Seri collapses against her, her sobs growing quieter. She takes a deep, ragged breath, trying to muster what remains of her self-control. “I don’t... I don’t want to be alone again,” she says, voice hoarse from crying.
“...how long have you been on your own?” asks the vampire quietly.
“Half a moon now. Ever since they... ever since they...”
“Seri, love, what happened to you?”
“They— they had me,” Seri mumbles. “They had me and hurt me and I got away. I’ve been running ever since. People say... they say things are better on the other side of the Forest. That there’s no Vigilants in Moravin. That they’re taking people in.”
It’s then that Feranya realizes the dark marks on the girl’s skin are scar tissue.
A lot of scar tissue.
“You poor thing,” she breathes. “You were trying to make it all the way to Moravin on your own?”
“I’m...” Feranya digs her nails into her own thigh. “Gods, fuck me, you’ve been through enough already. I should have... I should have taken literally anybody else. I am so, so sorry, I—”
Seri shakes her head violently. “No! No, I’m... I’m glad I met you; there’s nobody else here I could ever trust.”
Feranya raises an eyebrow. “I violate your mind, assault you, leave you covered in blood with fresh puncture wounds, and that makes you trust me?”
“You’re the one person I’ve met who would never betray me to the Inquisition.”
The vampire gives her a sad smile. “Most wouldn’t call my kind ‘people.’” She looks down. “Would you... like me to stay for the night? Would that help make up for what I’ve done to you?”
Seri gazes at her. “Are... are you going to Moravin too?”
Feranya nods. “The Temple has no power there.”
“...would you take me with you?” Seri asks meekly.
Feranya stares. “You... you want to travel together?”
“Please.” Seri clasps her hands. “You... you can feed on me as much as you want, I promise. You won’t have to hunt for meals every night. We’ll be safer together. We can look out for each other.”
Feranya takes a sharp breath. “Why would you offer me something like that!?”
“Because we’re on the same side! Think about it, it’s perfect.” She stares up at Feranya pleadingly. “We can watch each other’s backs, keep each other safe if the Vigilants come for us. And you won’t have to hunt for any more meals. It’s perfect.”
“I...” Feranya shakes her head violently. “Gods above and below, I don’t want to do that to you! You’ve already been through so much—”
“No, no, it’s okay, it really is!” Seri exclaims. “I want you to be okay. I don’t want you to starve. I don’t mind being fed on, really, I don’t. When— when you— when you bit me, I—” She shakes her head, blushing. “Look. The point is... I’ve been hurt before, okay? Like, really hurt. By people who... well. A bite is nothing compared to that; I don’t mind at all. So it’s better to do it to me than to someone else, isn’t it?
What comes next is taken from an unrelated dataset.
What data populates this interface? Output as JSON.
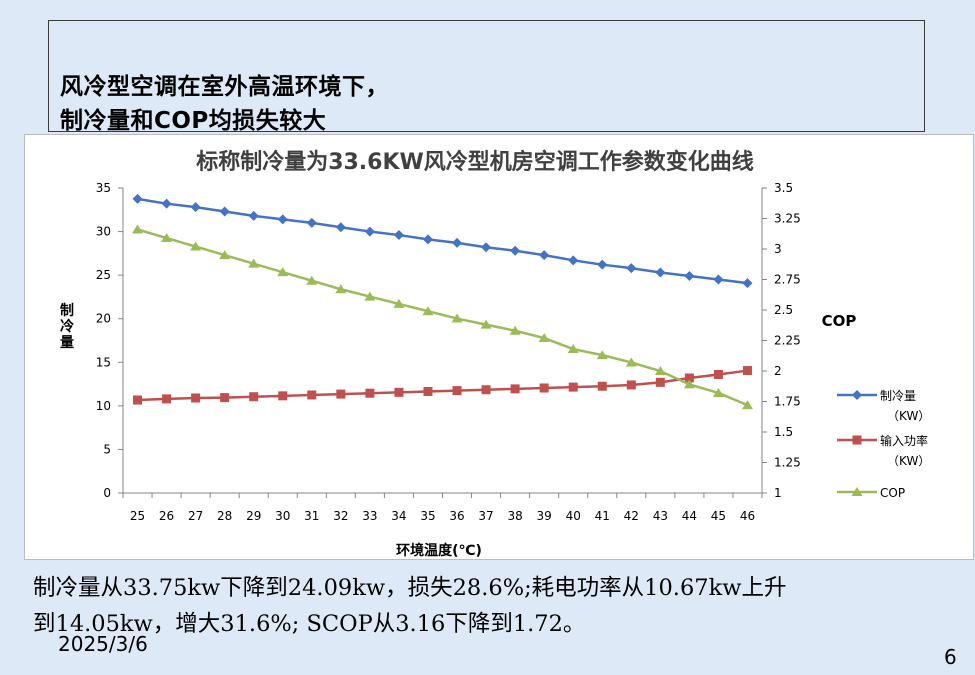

You won’t have to hurt anyone, not really.”
Feranya gazes at her for a moment. “I... suppose so,” she says hesitantly. "I just... you’re really sure?
Seri nods. “Yes. Really. And— and that thing you did to me down in the bar, when you made the world go away, and all there was was us... I don’t remember the last time I felt that kind of peace. I felt okay again. If you can make me feel that way, then I don’t ever want to let go of you.”
Feranya gazes at the girl for a moment, and then squeezes her hands gently. “Come here,” she says, lying back on the bed. “Lie next to me.”
Seri slips her feet under the covers and curls up on her side. Feranya touches her cheek. “Look into my eyes. And listen to my voice.”
As Seri’s gaze catches on Feranya’s delicate red irises, the feeling of calm and warmth begins to flood through her again, blotting out worry, fear, anxiety, everything but the beautiful girl holding her tenderly and caressing her cheek.
Her breathing slows, her eyelids flutter, and she drifts away into a deep sleep.